Melalui keputusan tersebut, OJK menunjuk dua pejabat internal untuk mengisi peran strategis di tingkat Dewan Komisioner.
Pertama, Friderica Widyasari Dewi, yang saat ini menjabat sebagai Kepala Eksekutif Pengawas Perilaku Pelaku Usaha Jasa Keuangan, Edukasi, dan Pelindungan Konsumen, ditetapkan sebagai Anggota Dewan Komisioner Pengganti Ketua dan Wakil Ketua Dewan Komisioner OJK.
Kedua, Hasan Fawzi, Kepala Eksekutif Pengawas Inovasi Teknologi Sektor Keuangan, Aset Keuangan Digital, dan Aset Kripto, dipercaya mengemban tugas sebagai Anggota Dewan Komisioner Pengganti Kepala Eksekutif Pengawas Pasar Modal, Keuangan Derivatif, dan Bursa Karbon.
Berlaku Sejak Akhir Januari
OJK menjelaskan, penunjukan pejabat pengganti tersebut dilakukan sesuai ketentuan Peraturan Dewan Komisioner OJK dan merupakan prosedur kelembagaan yang lazim dijalankan ketika terjadi kekosongan jabatan.
“Keputusan jabatan Pejabat Pengganti ini berlaku efektif mulai 31 Januari 2026,” demikian keterangan resmi OJK.
Langkah ini ditegaskan tidak mengubah arah kebijakan OJK secara fundamental, melainkan memastikan seluruh fungsi pengawasan dan pengaturan sektor jasa keuangan tetap berjalan tanpa hambatan.
Fokus Perkuat Agenda Strategis
Seiring dengan penetapan tersebut, OJK menegaskan akan melakukan penajaman terhadap kebijakan, program kerja, serta agenda strategis lembaga.
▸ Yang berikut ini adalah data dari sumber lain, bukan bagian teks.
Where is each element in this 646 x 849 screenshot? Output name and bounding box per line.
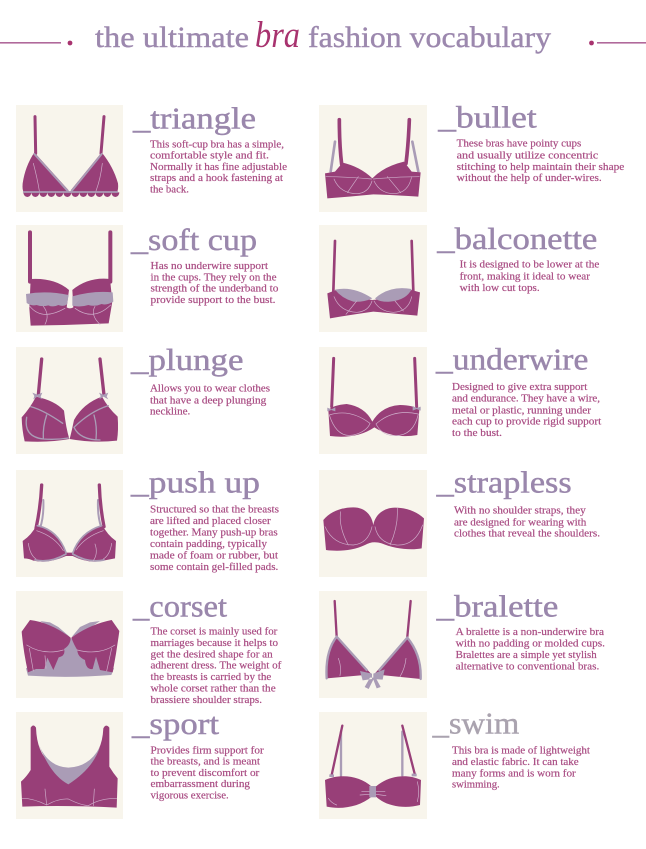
description: triangle: comfortable style and fit. xyxy=(150,149,269,161)
heading: balconette: _balconette xyxy=(436,221,597,256)
description: corset: The corset is mainly used for xyxy=(150,625,278,637)
description: swim: swimming. xyxy=(452,779,500,791)
heading: strapless: _strapless xyxy=(436,465,572,500)
heading: underwire: _underwire xyxy=(435,341,588,376)
description: balconette: with low cut tops. xyxy=(460,282,540,294)
description: swim: many forms and is worn for xyxy=(452,768,576,780)
description: sport xyxy=(150,744,264,801)
description: swim xyxy=(452,745,590,791)
title: fashion vocabulary xyxy=(308,21,551,54)
description: push up: contain padding, typically xyxy=(150,538,268,550)
panel: bullet xyxy=(319,100,625,212)
title: bra xyxy=(255,15,300,56)
heading: bralette: _bralette xyxy=(436,589,558,624)
icon: bow xyxy=(360,669,385,689)
description: plunge: Allows you to wear clothes xyxy=(150,383,270,395)
description: plunge: that have a deep plunging xyxy=(150,394,267,406)
heading: swim: _swim xyxy=(432,705,519,740)
icon: plunge bra xyxy=(22,359,118,442)
description: balconette: front, making it ideal to wear xyxy=(460,270,590,282)
description: underwire: each cup to provide rigid support xyxy=(452,415,601,427)
icon: sport bra xyxy=(21,725,118,808)
description: soft cup: in the cups. They rely on the xyxy=(150,271,277,283)
panel: plunge xyxy=(16,342,270,454)
icon: corset xyxy=(22,620,119,677)
description: swim: This bra is made of lightweight xyxy=(452,745,590,757)
description: sport: to prevent discomfort or xyxy=(150,767,260,779)
description: soft cup: provide support to the bust. xyxy=(150,294,276,306)
description: bralette: Bralettes are a simple yet stylish xyxy=(456,649,597,661)
description: push up: some contain gel-filled pads. xyxy=(150,561,278,573)
description: corset: the breasts is carried by the xyxy=(150,671,272,683)
description: push up: are lifted and placed closer xyxy=(150,515,271,527)
icon: swim bra xyxy=(325,726,421,808)
description: corset: marriages because it helps to xyxy=(150,637,278,649)
heading: bullet: _bullet xyxy=(437,100,537,135)
panel: balconette xyxy=(319,221,600,332)
panel: push up xyxy=(16,465,279,577)
panel: swim xyxy=(319,705,590,819)
description: bullet: and usually utilize concentric xyxy=(457,149,599,161)
description: sport: embarrassment during xyxy=(150,778,251,790)
description: underwire xyxy=(452,381,601,439)
panel: bralette xyxy=(319,589,605,698)
panel: soft cup xyxy=(16,222,278,332)
icon: soft cup bra xyxy=(26,232,113,326)
icon: bralette xyxy=(326,601,421,689)
title: the ultimate xyxy=(95,21,249,54)
description: push up: Structured so that the breasts xyxy=(150,504,279,516)
description: underwire: Designed to give extra support xyxy=(452,381,587,393)
description: plunge xyxy=(150,383,270,418)
description: strapless: clothes that reveal the shoulders. xyxy=(454,528,600,540)
description: bullet: stitching to help maintain their shape xyxy=(457,161,625,173)
description: bullet: These bras have pointy cups xyxy=(457,138,581,150)
icon: triangle bra xyxy=(22,117,119,197)
heading: soft cup: _soft cup xyxy=(130,222,257,257)
title xyxy=(0,15,646,56)
description: bralette: A bralette is a non-underwire bra xyxy=(456,626,604,638)
description: bralette xyxy=(456,626,605,672)
description: swim: and elastic fabric. It can take xyxy=(452,756,579,768)
panel: underwire xyxy=(319,341,601,454)
panel: triangle xyxy=(16,100,287,212)
description: sport: the breasts, and is meant xyxy=(150,755,260,767)
description: underwire: and endurance. They have a wire, xyxy=(452,393,600,405)
description: triangle xyxy=(150,138,287,195)
description: corset xyxy=(150,625,282,706)
icon: strapless bra xyxy=(323,507,424,551)
description: corset: adherent dress. The weight of xyxy=(150,659,282,671)
description: soft cup xyxy=(150,260,278,306)
description: underwire: to the bust. xyxy=(452,427,502,439)
description: soft cup: strength of the underband to xyxy=(150,283,278,295)
heading: triangle: _triangle xyxy=(132,100,256,135)
panel: corset xyxy=(16,589,282,706)
description: underwire: metal or plastic, running under xyxy=(452,404,591,416)
description: sport: vigorous exercise. xyxy=(150,789,229,801)
description: bullet xyxy=(457,138,625,184)
description: corset: get the desired shape for an xyxy=(150,648,273,660)
description: strapless xyxy=(454,505,600,540)
description: push up: made of foam or rubber, but xyxy=(150,550,278,562)
description: strapless: With no shoulder straps, they xyxy=(454,505,586,517)
description: balconette xyxy=(460,259,600,294)
description: bralette: alternative to conventional bras. xyxy=(456,660,599,672)
description: strapless: are designed for wearing with xyxy=(454,516,587,528)
description: plunge: neckline. xyxy=(150,406,190,418)
description: sport: Provides firm support for xyxy=(150,744,264,756)
icon: bullet bra xyxy=(325,120,421,198)
heading: sport: _sport xyxy=(131,706,219,741)
heading: push up: _push up xyxy=(130,465,260,500)
icon: push up bra xyxy=(23,485,116,562)
description: soft cup: Has no underwire support xyxy=(150,260,268,272)
heading: plunge: _plunge xyxy=(130,342,244,377)
description: corset: whole corset rather than the xyxy=(150,683,276,695)
description: balconette: It is designed to be lower at the xyxy=(460,259,600,271)
description: push up: together. Many push-up bras xyxy=(150,527,278,539)
description: bullet: without the help of under-wires. xyxy=(457,172,602,184)
panel: sport xyxy=(16,706,264,819)
heading: corset: _corset xyxy=(132,589,227,624)
icon: underwire bra xyxy=(327,358,421,437)
description: triangle: straps and a hook fastening at xyxy=(150,172,283,184)
icon: balconette bra xyxy=(327,241,420,318)
description: triangle: Normally it has fine adjustable xyxy=(150,161,287,173)
description: corset: brassiere shoulder straps. xyxy=(150,694,262,706)
description: push up xyxy=(150,504,279,573)
description: triangle: This soft-cup bra has a simple, xyxy=(150,138,284,150)
panel: strapless xyxy=(319,465,600,577)
description: triangle: the back. xyxy=(150,183,189,195)
description: bralette: with no padding or molded cups. xyxy=(456,638,605,650)
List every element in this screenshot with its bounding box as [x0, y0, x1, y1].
Penyesuaian ini dilakukan untuk merespons dinamika dan tantangan yang terus berkembang di sektor keuangan nasional.
Selain itu, OJK memastikan koordinasi dengan para pemangku kepentingan—mulai dari pelaku industri jasa keuangan hingga kementerian dan lembaga terkait—tetap berjalan optimal.
“OJK tetap berkomitmen menjaga stabilitas sektor keuangan serta memperkuat pelindungan konsumen,” tegas otoritas.
Dengan penunjukan pejabat pengganti ini, OJK berharap roda organisasi tetap bergerak efektif dalam menjalankan mandat pengawasan, pengaturan, dan pengembangan sektor jasa keuangan di tengah kondisi ekonomi yang terus berubah.